There Saundra was in the backseat of that Chevy Caprice, trying to hold Cherica in, and Cherica kept coming, and Saundra kept holding, and Cherica kept coming, and from the day she was born to the day she died she had a bald spot on top of her head about the size of her mother's fingertip. Pro athletes have done many terrible things over the years, but this was probably the worst.
It was 1975 in rural North Carolina. A girl in this situation was expected to move away or at least quit school. But they were Adamses, hardworking, successful, and her mother and father expected her to graduate. They would help with the baby. They were disappointed by her reckless behavior, but Jack was thrilled for another chance to sustain the Adams bloodline.

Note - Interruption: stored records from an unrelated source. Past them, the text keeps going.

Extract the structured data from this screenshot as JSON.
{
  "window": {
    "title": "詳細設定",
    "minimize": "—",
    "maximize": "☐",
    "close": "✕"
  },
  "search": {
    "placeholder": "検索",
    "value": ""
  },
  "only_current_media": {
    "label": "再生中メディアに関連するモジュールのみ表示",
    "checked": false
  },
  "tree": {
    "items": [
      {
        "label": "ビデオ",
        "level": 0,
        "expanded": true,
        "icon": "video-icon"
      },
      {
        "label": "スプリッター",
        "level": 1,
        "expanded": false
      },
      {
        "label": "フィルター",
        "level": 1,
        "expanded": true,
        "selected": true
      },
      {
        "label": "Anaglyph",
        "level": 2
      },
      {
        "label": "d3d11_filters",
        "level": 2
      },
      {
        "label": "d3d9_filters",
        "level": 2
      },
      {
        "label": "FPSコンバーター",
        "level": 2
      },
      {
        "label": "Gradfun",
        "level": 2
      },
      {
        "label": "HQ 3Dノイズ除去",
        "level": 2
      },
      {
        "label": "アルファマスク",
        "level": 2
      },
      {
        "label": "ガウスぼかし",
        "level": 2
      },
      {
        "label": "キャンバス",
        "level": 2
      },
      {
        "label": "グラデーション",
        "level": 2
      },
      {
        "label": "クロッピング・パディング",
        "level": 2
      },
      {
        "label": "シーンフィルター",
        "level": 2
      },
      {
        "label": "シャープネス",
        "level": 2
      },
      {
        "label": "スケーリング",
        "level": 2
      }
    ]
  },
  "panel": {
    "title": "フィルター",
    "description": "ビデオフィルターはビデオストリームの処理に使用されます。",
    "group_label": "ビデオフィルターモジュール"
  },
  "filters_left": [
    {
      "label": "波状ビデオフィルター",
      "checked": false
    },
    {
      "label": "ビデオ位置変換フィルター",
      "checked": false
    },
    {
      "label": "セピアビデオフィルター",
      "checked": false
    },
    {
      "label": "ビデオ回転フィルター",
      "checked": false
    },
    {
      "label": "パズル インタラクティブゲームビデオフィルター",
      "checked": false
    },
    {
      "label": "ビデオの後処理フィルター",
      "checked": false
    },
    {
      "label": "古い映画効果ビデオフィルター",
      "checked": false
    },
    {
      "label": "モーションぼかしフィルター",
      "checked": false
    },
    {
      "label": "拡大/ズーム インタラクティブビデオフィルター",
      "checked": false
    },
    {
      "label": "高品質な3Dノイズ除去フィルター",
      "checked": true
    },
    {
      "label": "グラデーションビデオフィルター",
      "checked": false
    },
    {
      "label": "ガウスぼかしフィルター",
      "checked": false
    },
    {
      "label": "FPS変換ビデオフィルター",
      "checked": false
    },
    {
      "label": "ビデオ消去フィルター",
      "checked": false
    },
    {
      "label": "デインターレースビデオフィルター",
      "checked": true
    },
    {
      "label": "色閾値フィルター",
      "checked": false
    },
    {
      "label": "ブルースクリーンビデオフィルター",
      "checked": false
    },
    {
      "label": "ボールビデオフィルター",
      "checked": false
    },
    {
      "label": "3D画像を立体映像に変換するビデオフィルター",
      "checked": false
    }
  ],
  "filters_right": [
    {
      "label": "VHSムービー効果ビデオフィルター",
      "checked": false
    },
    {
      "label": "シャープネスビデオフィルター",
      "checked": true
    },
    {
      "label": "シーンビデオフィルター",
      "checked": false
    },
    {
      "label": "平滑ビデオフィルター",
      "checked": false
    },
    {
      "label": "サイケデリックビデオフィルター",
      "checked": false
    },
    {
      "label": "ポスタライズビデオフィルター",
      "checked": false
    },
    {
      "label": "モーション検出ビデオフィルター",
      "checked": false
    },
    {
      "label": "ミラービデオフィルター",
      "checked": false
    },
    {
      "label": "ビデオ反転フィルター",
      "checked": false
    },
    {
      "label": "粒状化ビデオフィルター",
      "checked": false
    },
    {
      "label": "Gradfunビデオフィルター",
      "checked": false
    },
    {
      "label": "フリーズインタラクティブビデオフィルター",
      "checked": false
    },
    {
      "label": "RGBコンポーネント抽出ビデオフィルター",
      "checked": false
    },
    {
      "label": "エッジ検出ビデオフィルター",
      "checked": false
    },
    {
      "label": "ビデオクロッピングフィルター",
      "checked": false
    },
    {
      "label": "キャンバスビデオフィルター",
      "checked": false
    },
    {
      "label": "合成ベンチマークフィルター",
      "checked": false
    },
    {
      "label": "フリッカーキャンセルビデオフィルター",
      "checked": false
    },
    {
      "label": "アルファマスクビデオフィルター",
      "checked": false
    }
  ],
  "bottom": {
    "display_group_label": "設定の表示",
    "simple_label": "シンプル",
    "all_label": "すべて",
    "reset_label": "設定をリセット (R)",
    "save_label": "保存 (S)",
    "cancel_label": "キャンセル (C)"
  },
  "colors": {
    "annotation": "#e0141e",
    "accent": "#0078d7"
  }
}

He took Cherica riding on his tractor and told her she would have many children. After graduation Saundra's parents said, Go on to college. Make something of yourself. We'll keep Cherica.
You can see her every weekend. So Saundra did. She got a psychology degree from UNC-Charlotte and a good job in personnel at IBM. And she brought Cherica to Charlotte to grow up. What did Cherica Adams know about Rae Carruth? He certainly looked like a good catch. Even Saundra found him handsome and charming.
Five-foot-eleven, 194 pounds; strength of a running back, speed of a sprinter. He had come out of a rough neighborhood in Sacramento without a mark on his record.
At Colorado he was perhaps the best deep-route receiver in college football, but he saw himself as an intellectual. He was the Panthers' first-round draft pick in 1997, and he had the talent to be a superstar if he could just stop getting injured. If football didn't work out, he could fall back on writing novels, writing screenplays, directing films. 'A self-described daydreamer, he's constantly scripting stories that he later tests on teammates,' Vicki Michaelis of The Denver Post wrote of Carruth in 1995.